After the VM is created with a static IP, use the IP as the host or enter it in the JDBC connection string to access the MySQL database from Cloud Data Fusion.

Access MySQL from within Cloud Data Fusion

Before you can connect to the MySQL instance from the Cloud Data Fusion instance, install the MySQL JDBC driver from the Cloud Data Fusion Hub (or directly from MySQL community downloads).

Enter the connection details for your MySQL database in Cloud Data Fusion.
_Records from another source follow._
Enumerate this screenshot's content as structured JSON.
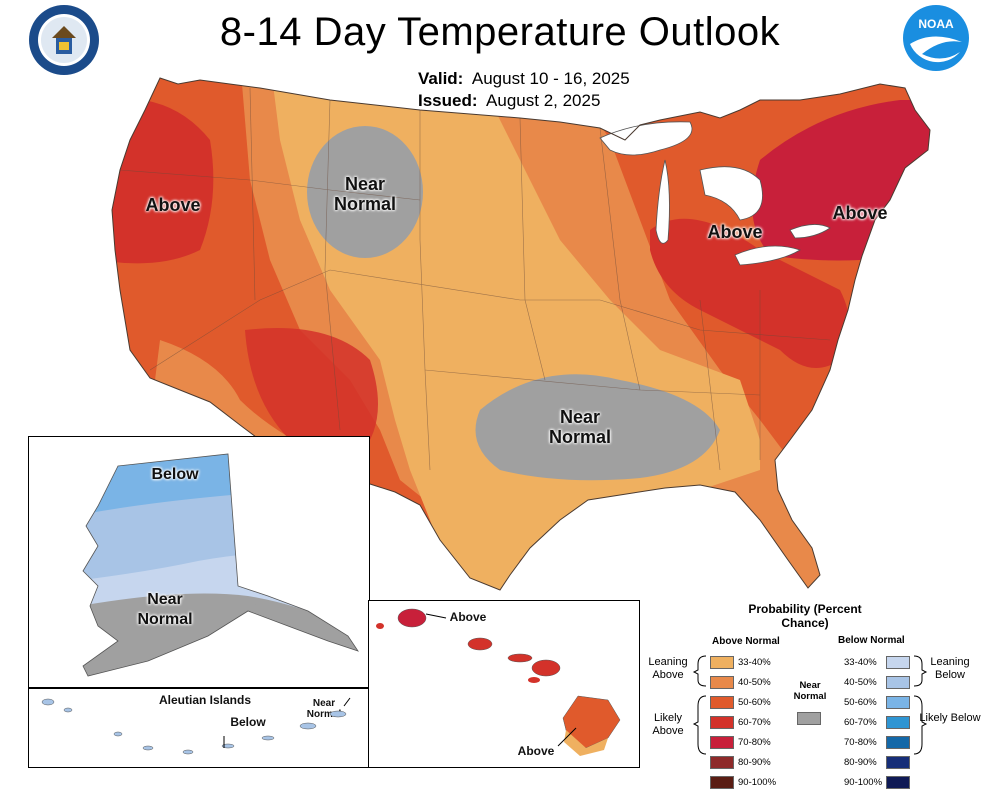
{
  "header": {
    "title": "8-14 Day Temperature Outlook",
    "valid_label": "Valid:",
    "valid_value": "August 10 - 16, 2025",
    "issued_label": "Issued:",
    "issued_value": "August 2, 2025",
    "left_logo": "commerce-seal-icon",
    "right_logo": "noaa-logo-icon"
  },
  "conus": {
    "labels": {
      "above_west": "Above",
      "near_normal_north": "Near Normal",
      "above_great_lakes": "Above",
      "above_northeast": "Above",
      "near_normal_south": "Near Normal"
    }
  },
  "alaska": {
    "labels": {
      "below": "Below",
      "near_normal": "Near Normal"
    }
  },
  "aleutians": {
    "title": "Aleutian Islands",
    "below": "Below",
    "near_normal": "Near Normal"
  },
  "hawaii": {
    "above_north": "Above",
    "above_south": "Above"
  },
  "legend": {
    "title": "Probability (Percent Chance)",
    "above_header": "Above Normal",
    "below_header": "Below Normal",
    "near_normal": "Near Normal",
    "leaning_above": "Leaning Above",
    "likely_above": "Likely Above",
    "leaning_below": "Leaning Below",
    "likely_below": "Likely Below",
    "above_bins": [
      {
        "label": "33-40%",
        "color": "#efb060"
      },
      {
        "label": "40-50%",
        "color": "#e8894a"
      },
      {
        "label": "50-60%",
        "color": "#e05a2c"
      },
      {
        "label": "60-70%",
        "color": "#d3322a"
      },
      {
        "label": "70-80%",
        "color": "#c8203a"
      },
      {
        "label": "80-90%",
        "color": "#8e2a2a"
      },
      {
        "label": "90-100%",
        "color": "#5a1d14"
      }
    ],
    "below_bins": [
      {
        "label": "33-40%",
        "color": "#c6d6ee"
      },
      {
        "label": "40-50%",
        "color": "#a8c4e6"
      },
      {
        "label": "50-60%",
        "color": "#7ab4e6"
      },
      {
        "label": "60-70%",
        "color": "#2f95d3"
      },
      {
        "label": "70-80%",
        "color": "#1468a8"
      },
      {
        "label": "80-90%",
        "color": "#162e78"
      },
      {
        "label": "90-100%",
        "color": "#0f1a55"
      }
    ],
    "near_normal_color": "#a0a0a0"
  }
}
You can enter the details and test the connection on the Wrangler page.

Optional: Other ways to connect to MySQL

You can access MySQL in the following ways in Cloud Data Fusion:

  • On the Studio page, click the MySQL source plugin and enter the connection details.
  • On the Studio page, instead use the Database source plugin, which has similar properties (Connection string, Username, Password, and Connection Arguments).

Other connections

Although connecting private instances is recommended, the following connections are possible:

  • A public Cloud Data Fusion instance to a public Cloud SQL instance (by using a public Cloud SQL proxy or allowlisting the 0.0.0.0/0 range in an authorized network). See the public IP connection option for Cloud SQL.
  • A private Cloud Data Fusion instance and public Cloud SQL instance (by using a public Cloud SQL proxy in an authorized network).
  • A public Cloud Data Fusion instance and a private Cloud SQL instance.